He enrolled at Antelope Valley Junior College to study art in 1959 but dropped out after one semester. By the early 1960s he had started spending time in Cucamonga, Calif., in Zappa’s studio. The two men worked on what was perhaps the first rock opera (still unperformed and unpublished), “I Was a Teenage Maltshop,” and built sets and wrote some of the script for a film to be titled “Captain Beefheart vs. the Grunt People.”
The origins of Mr. Van Vliet’s stage name are unclear, but he told interviewers later in life that he used it because he had “a beef in my heart against this society.”

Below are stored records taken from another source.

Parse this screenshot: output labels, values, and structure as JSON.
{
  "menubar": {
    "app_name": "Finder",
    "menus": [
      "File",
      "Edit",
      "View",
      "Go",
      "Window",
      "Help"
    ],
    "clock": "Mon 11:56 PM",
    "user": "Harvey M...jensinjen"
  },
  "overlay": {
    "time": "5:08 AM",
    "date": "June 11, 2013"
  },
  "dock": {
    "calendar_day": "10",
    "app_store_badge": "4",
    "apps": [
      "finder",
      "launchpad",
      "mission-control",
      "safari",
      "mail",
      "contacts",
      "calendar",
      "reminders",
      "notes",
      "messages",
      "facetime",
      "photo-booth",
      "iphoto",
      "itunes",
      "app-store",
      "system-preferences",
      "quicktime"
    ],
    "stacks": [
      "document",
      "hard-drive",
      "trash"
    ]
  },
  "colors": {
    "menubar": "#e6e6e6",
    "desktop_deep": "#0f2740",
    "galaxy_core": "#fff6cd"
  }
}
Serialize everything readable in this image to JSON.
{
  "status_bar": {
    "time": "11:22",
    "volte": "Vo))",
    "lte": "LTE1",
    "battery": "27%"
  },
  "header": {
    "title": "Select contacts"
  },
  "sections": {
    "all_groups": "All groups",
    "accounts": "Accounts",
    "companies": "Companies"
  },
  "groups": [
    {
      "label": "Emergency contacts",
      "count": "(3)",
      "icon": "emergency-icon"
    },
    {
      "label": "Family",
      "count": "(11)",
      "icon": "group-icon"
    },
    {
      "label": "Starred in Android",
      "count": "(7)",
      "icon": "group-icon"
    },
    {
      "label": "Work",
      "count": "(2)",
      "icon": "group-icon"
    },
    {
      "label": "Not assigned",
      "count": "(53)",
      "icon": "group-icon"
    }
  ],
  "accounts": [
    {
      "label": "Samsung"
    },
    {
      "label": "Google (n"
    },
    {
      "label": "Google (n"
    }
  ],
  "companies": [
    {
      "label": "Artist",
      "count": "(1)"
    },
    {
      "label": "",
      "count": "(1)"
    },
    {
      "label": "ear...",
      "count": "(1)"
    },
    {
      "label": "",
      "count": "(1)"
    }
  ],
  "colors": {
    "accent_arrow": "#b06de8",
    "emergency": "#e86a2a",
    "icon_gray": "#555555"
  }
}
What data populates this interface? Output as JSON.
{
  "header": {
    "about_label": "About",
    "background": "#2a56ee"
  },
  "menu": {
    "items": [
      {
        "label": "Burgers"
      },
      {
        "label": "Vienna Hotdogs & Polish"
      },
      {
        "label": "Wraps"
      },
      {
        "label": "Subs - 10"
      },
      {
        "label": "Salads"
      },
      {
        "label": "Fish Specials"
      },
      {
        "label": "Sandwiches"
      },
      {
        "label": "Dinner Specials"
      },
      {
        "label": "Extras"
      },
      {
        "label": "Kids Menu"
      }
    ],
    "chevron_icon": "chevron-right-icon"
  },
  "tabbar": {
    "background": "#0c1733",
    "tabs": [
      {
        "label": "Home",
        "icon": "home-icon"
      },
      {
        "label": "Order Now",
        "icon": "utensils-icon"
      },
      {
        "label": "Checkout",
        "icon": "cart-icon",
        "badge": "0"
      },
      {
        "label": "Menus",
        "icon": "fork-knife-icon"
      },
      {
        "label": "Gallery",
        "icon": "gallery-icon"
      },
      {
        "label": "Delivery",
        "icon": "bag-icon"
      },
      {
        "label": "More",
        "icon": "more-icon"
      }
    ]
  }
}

By 1965 a quintet called Captain Beefheart and His Magic Band (the “his” was later changed to “the”) was born. By the end of the year the band was playing at teenage fairs and car-club dances around Lancaster and signed by A&M Records to record two singles.
The guitarist Ry Cooder, then a young blues fanatic whose skill was much admired by Mr. Van Vliet, served as pro forma musical director for the next record, “Safe as Milk” (1967), which showed the band working on something different: a rhythmically jerky style, with stuttering melodies. The next album, “Strictly Personal” (1968), went even further in the direction of rhythmic originality.
But it was “Trout Mask Replica” that earned Mr. Van Vliet his biggest mark. And it was the making of that album that provided some of the most durable myths about Mr. Van Vliet as an imperious, uncompromising artist.
The musicians lived together in a house in Woodland Hills, in the San Fernando Valley; what money there was for food and rent was supplied by Mr. Van Vliet’s mother, Sue, and the parents of Bill Harkleroad, the band’s guitarist (whom Mr. Van Vliet renamed Zoot Horn Rollo). One persistent myth has it that Mr. Van Vliet, who had no formal ability at any instrument, sat at the piano, turned on tapes and spontaneously composed most of the record in a single marathon eight-and-a-half-hour session.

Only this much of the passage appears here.